A “tough” closed-door meeting between the President of Russia and the Prime Minister of Austria
Private talks between Russian President Vladimir Putin and Austrian Chancellor Karl Nehammer on Ukraine took place on the outskirts of Moscow on April 11. No press conference or joint statement was issued after the meeting at Putin’s official residence, and no photos or videos of the meeting were released.
Speaking before the meeting began, Kremlin spokesman Dmitry Peskov said the two leaders would discuss “the Ukraine situation” and did not rule out discussing the gas issue, according to the news agency. Interfax.
Closed talks between Russian President Vladimir Putin and Austrian Chancellor Karl Nehammer on Ukraine took place on the outskirts of Moscow on April 11. Photo: The Guardian
Prime Minister Nehammer is the first European Union (EU) leader to visit Russia after the country launched a “special military operation” in Ukraine at the end of February.
It was not a “friendship visit,” Nehammer said, adding that the two had “very direct, open and tough” conversations, adding that the conversation was mainly about the humanitarian aspect of Ukraine. .
Mr. Nehammer told the channel RT: “I came from Ukraine to Russia and witnessed with my own eyes the incalculable suffering caused by the Russian military campaign”. In addition, he also raised accusations of “war crimes” committed by the Russian military during the meeting. The Austrian chancellor stressed that “all those responsible for serious war crimes in the town of Bucha” (Ukraine) and elsewhere must be brought to justice.
Prime Minister Nehammer said he had told President Putin that anti-Russian sanctions imposed by the EU would remain in place and could even be strengthened if the conflict in Ukraine continued. “The EU is more united than ever on this issue,” Nehammer stressed during the 75-minute meeting.
Mr. Nehammer highly appreciated Ukraine’s President Volodymyr Zelenskiy’s readiness for direct dialogue with the Russian president. However, Putin did not mention this, an Austrian official told the newspaper The Guardian.
A day earlier, Mr.
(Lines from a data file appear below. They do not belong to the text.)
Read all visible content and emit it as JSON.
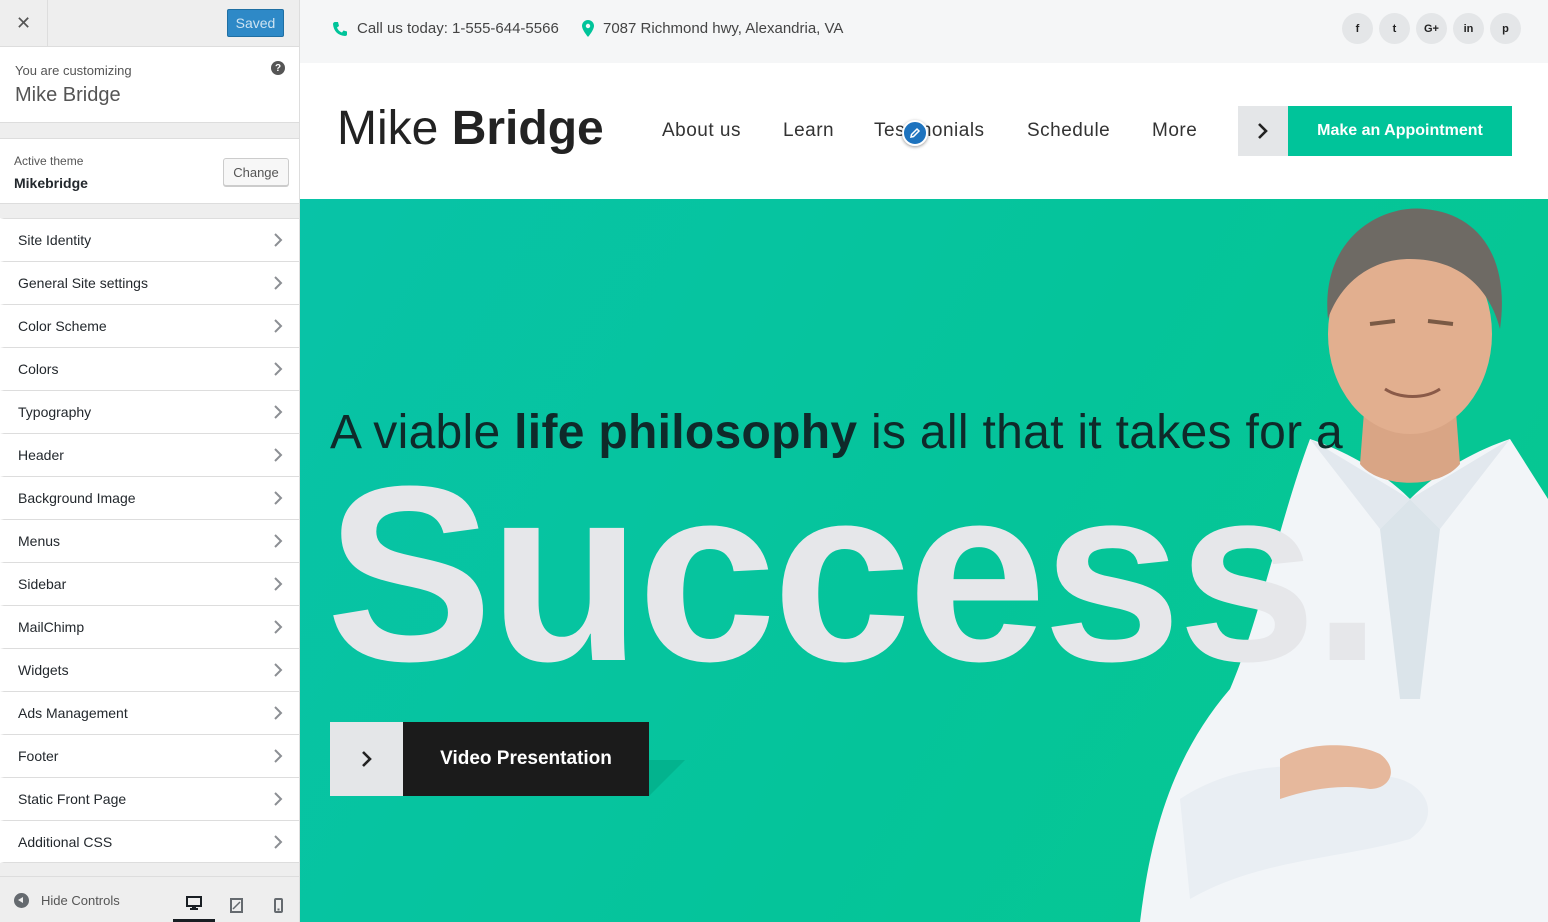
{
  "customizer": {
    "close_icon": "close-icon",
    "saved_label": "Saved",
    "customizing_label": "You are customizing",
    "site_name": "Mike Bridge",
    "help_icon": "?",
    "active_theme_label": "Active theme",
    "active_theme_name": "Mikebridge",
    "change_label": "Change",
    "sections": [
      {
        "label": "Site Identity"
      },
      {
        "label": "General Site settings"
      },
      {
        "label": "Color Scheme"
      },
      {
        "label": "Colors"
      },
      {
        "label": "Typography"
      },
      {
        "label": "Header"
      },
      {
        "label": "Background Image"
      },
      {
        "label": "Menus"
      },
      {
        "label": "Sidebar"
      },
      {
        "label": "MailChimp"
      },
      {
        "label": "Widgets"
      },
      {
        "label": "Ads Management"
      },
      {
        "label": "Footer"
      },
      {
        "label": "Static Front Page"
      },
      {
        "label": "Additional CSS"
      }
    ],
    "hide_controls_label": "Hide Controls"
  },
  "site": {
    "phone_text": "Call us today: 1-555-644-5566",
    "address_text": "7087 Richmond hwy, Alexandria, VA",
    "social": [
      "f",
      "t",
      "G+",
      "in",
      "p"
    ],
    "logo_light": "Mike",
    "logo_bold": "Bridge",
    "nav": [
      "About us",
      "Learn",
      "Testimonials",
      "Schedule",
      "More"
    ],
    "cta_label": "Make an Appointment",
    "hero": {
      "tagline_pre": "A viable",
      "tagline_bold": "life philosophy",
      "tagline_post": "is all that it takes for a",
      "headline": "Success.",
      "video_label": "Video Presentation"
    }
  },
  "colors": {
    "accent": "#00c49a",
    "saved_button": "#2e89c7",
    "dark_button": "#1b1b1b"
  }
}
Nehammer had visited the capital Kiev and had a meeting with President Zelensky and other high-ranking Ukrainian officials.
Finnish Foreign Minister Pekka Haavisto said that Finland will clarify the next steps on its decision to join NATO in the coming weeks. Photo: EPA
Meanwhile, the Russian side also warned Finland and Sweden not to join NATO, saying that this move would not bring stability to Europe.
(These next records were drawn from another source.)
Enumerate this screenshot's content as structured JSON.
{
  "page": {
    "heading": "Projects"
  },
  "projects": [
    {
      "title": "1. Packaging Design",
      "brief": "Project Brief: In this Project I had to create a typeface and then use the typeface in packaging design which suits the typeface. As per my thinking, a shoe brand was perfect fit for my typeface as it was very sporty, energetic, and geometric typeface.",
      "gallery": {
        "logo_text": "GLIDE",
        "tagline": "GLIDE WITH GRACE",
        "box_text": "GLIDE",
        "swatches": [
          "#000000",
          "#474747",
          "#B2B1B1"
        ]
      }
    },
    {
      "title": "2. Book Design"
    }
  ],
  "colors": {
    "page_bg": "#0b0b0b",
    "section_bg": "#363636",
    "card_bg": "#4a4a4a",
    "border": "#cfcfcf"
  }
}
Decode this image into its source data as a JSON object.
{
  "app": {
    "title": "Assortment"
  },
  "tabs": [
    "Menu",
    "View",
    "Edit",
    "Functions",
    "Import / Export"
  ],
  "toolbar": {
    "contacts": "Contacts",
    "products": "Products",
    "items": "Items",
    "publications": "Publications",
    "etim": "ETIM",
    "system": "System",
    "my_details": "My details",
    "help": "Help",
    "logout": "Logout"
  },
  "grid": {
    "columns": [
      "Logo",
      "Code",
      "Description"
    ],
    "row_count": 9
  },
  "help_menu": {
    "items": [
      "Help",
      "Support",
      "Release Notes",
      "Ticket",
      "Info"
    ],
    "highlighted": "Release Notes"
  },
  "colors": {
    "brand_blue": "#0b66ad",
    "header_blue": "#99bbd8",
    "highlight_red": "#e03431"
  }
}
Kremlin spokesman Dmitry Peskov told reporters that “the alliance (NATO) remains an instrument of confrontation”, warning that NATO “is not the kind of alliance that guarantees peace and stability, and the Further expansion will not bring more security to Europe.”
Moscow’s warning comes in the context of Finland and Sweden considering joining NATO, and the US is expected to support this move.
The prospect of Finland and Sweden joining NATO was part of discussions among foreign ministers of the military alliance in Brussels last week, according to a senior State Department official. Finnish Foreign Minister Pekka Haavisto said that Finland will clarify its next steps in the coming weeks.